In order to improve the separation performance of a cyclone demister for small droplets and effectively prevent the electrostatic demister from corona occlusion, the cyclone demister is combined with an electrostatic demister to form an electrostatic-cyclone demister. After the verification of numerical simulation with experimental data of the pressure drop of the cyclone, the effect of inlet velocity and the ratio of cylinder length to diameter on the separation performance of droplets with various sizes were investigated by numerical simulation.

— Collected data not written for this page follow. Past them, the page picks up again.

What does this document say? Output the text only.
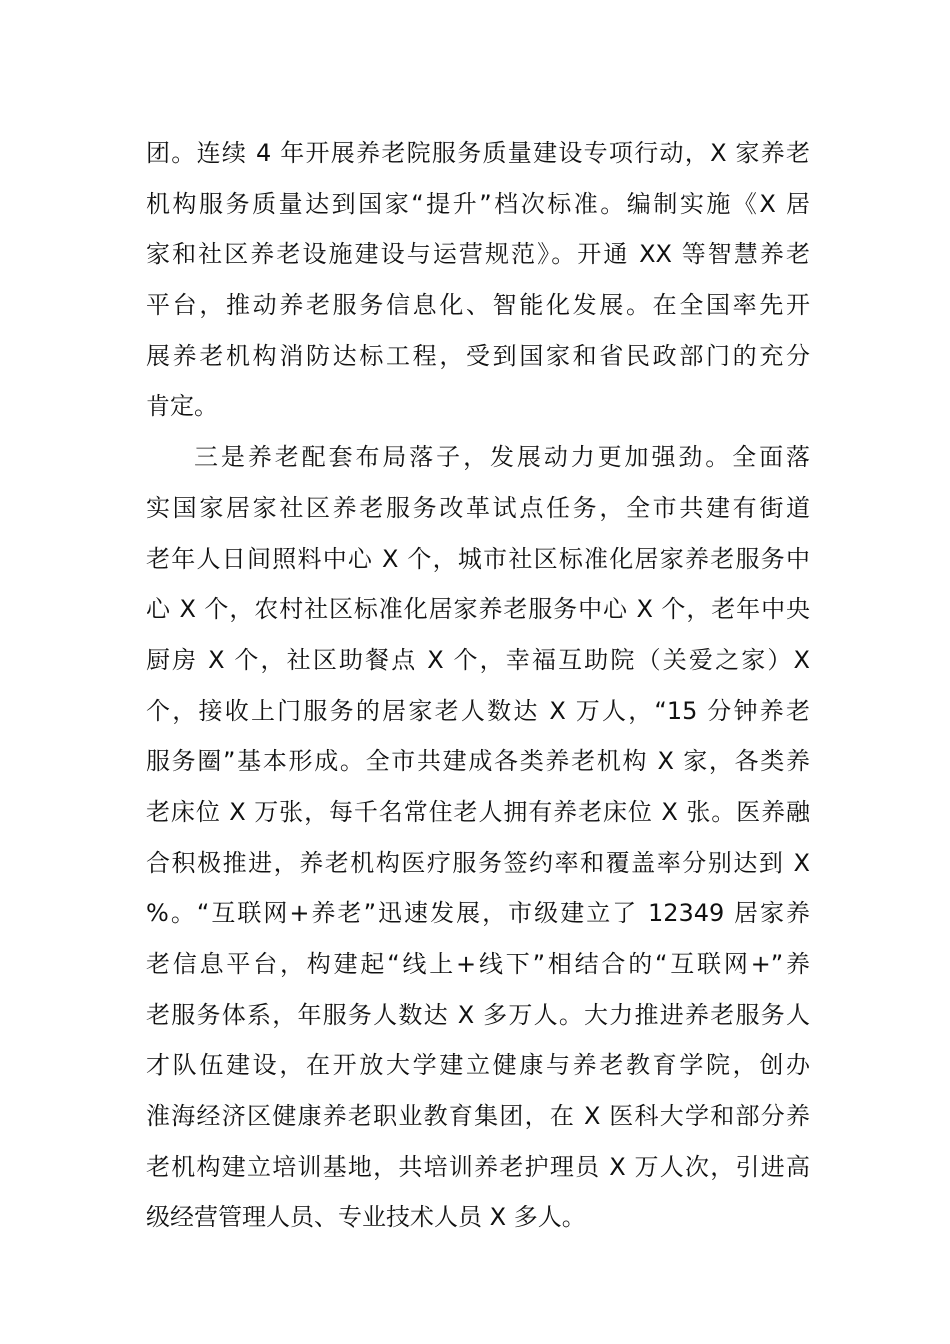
团。连续 4 年开展养老院服务质量建设专项行动，X 家养老
机构服务质量达到国家“提升”档次标准。编制实施《X 居
家和社区养老设施建设与运营规范》。开通 XX 等智慧养老
平台，推动养老服务信息化、智能化发展。在全国率先开
展养老机构消防达标工程，受到国家和省民政部门的充分
肯定。
三是养老配套布局落子，发展动力更加强劲。全面落
实国家居家社区养老服务改革试点任务，全市共建有街道
老年人日间照料中心 X 个，城市社区标准化居家养老服务中
心 X 个，农村社区标准化居家养老服务中心 X 个，老年中央
厨房 X 个，社区助餐点 X 个，幸福互助院（关爱之家）X
个，接收上门服务的居家老人数达 X 万人，“15 分钟养老
服务圈”基本形成。全市共建成各类养老机构 X 家，各类养
老床位 X 万张，每千名常住老人拥有养老床位 X 张。医养融
合积极推进，养老机构医疗服务签约率和覆盖率分别达到 X
%。“互联网+养老”迅速发展，市级建立了 12349 居家养
老信息平台，构建起“线上+线下”相结合的“互联网+”养
老服务体系，年服务人数达 X 多万人。大力推进养老服务人
才队伍建设，在开放大学建立健康与养老教育学院，创办
淮海经济区健康养老职业教育集团，在 X 医科大学和部分养
老机构建立培训基地，共培训养老护理员 X 万人次，引进高
级经营管理人员、专业技术人员 X 多人。
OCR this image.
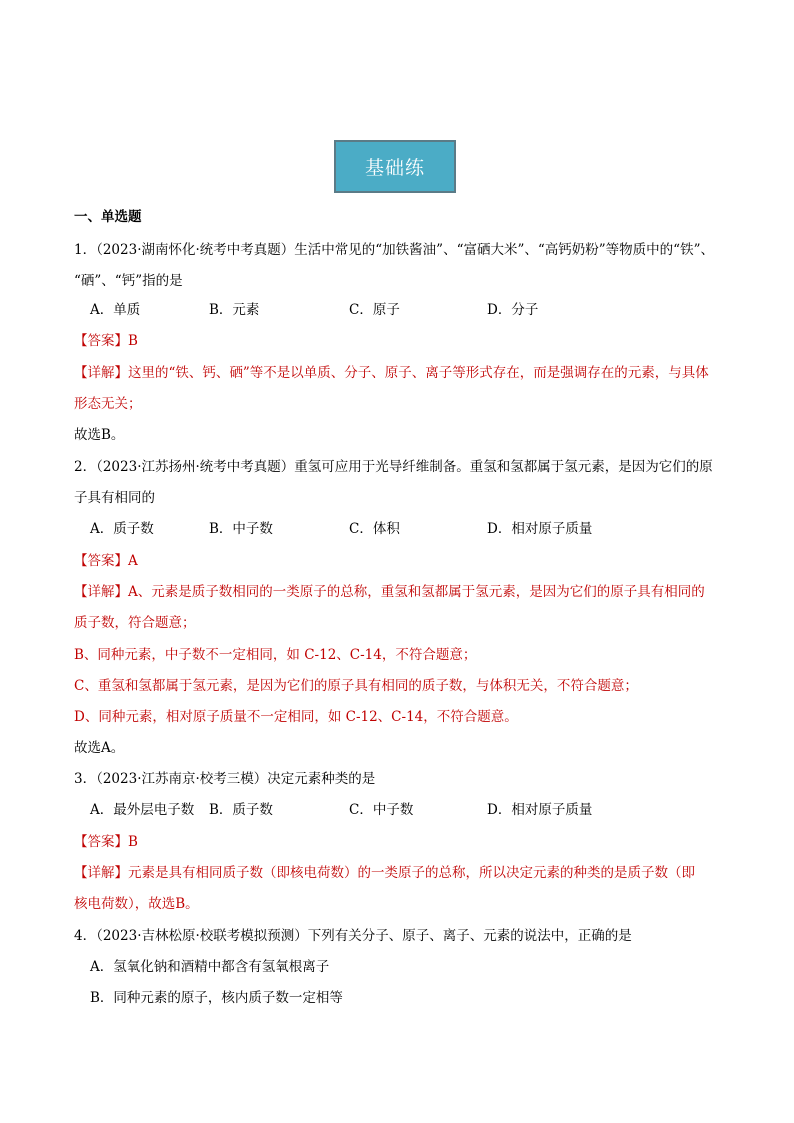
基础练
一、单选题
1．（2023·湖南怀化·统考中考真题）生活中常见的“加铁酱油”、“富硒大米”、“高钙奶粉”等物质中的“铁”、
“硒”、“钙”指的是
A．单质	B．元素	C．原子	D．分子
【答案】B
【详解】这里的“铁、钙、硒”等不是以单质、分子、原子、离子等形式存在，而是强调存在的元素，与具体
形态无关；
故选B。
2．（2023·江苏扬州·统考中考真题）重氢可应用于光导纤维制备。重氢和氢都属于氢元素，是因为它们的原
子具有相同的
A．质子数	B．中子数	C．体积	D．相对原子质量
【答案】A
【详解】A、元素是质子数相同的一类原子的总称，重氢和氢都属于氢元素，是因为它们的原子具有相同的
质子数，符合题意；
B、同种元素，中子数不一定相同，如 C-12、C-14，不符合题意；
C、重氢和氢都属于氢元素，是因为它们的原子具有相同的质子数，与体积无关，不符合题意；
D、同种元素，相对原子质量不一定相同，如 C-12、C-14，不符合题意。
故选A。
3．（2023·江苏南京·校考三模）决定元素种类的是
A．最外层电子数 B．质子数	C．中子数	D．相对原子质量
【答案】B
【详解】元素是具有相同质子数（即核电荷数）的一类原子的总称，所以决定元素的种类的是质子数（即
核电荷数），故选B。
4．（2023·吉林松原·校联考模拟预测）下列有关分子、原子、离子、元素的说法中，正确的是
A．氢氧化钠和酒精中都含有氢氧根离子
B．同种元素的原子，核内质子数一定相等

Results show that the separation efficiency of the electrostatic cyclone demister is markedly improved compared with the cyclone demister, especially for the droplets smaller than 4 μm. The separation efficiency of the cyclone demister increases with increase in the inlet velocity, but the effect of the inlet velocity on the separation efficiency is reduced by the coupling of the electrostatic and cyclonic fields. With increase in the ratio of cylinder length to diameter, the contribution of the electric field to the separation is getting more and more important compared with that of the swirl field. This indicates that the electric field would well compensate for the insufficient separation efficiency of small droplets through the centrifugal settling.

为了改善旋风除雾器对小液滴的分离性能并有效地防止静电除雾器被电晕阻塞，将旋风除雾器与静电除雾器组合以形成静电旋风除雾器。在通过旋风分离器的压降实验数据验证了数值模拟之后，通过数值模拟研究了入口速度和筒长与直径之比对各种尺寸的液滴分离性能的影响。结果表明，与旋风除雾器相比，静电旋风除雾器的分离效率得到了显着提高，尤其是对于小于4μm的液滴。旋风除雾器的分离效率随着入口速度的增加而增加，但是入口速度对分离效率的影响通过静电场和旋风场的耦合而减小。随着汽缸长度与直径之比的增加，与旋流场相比，电场对分离的贡献变得越来越重要。这表明电场将很好地补偿通过离心沉降产生的小液滴的不足分离效率。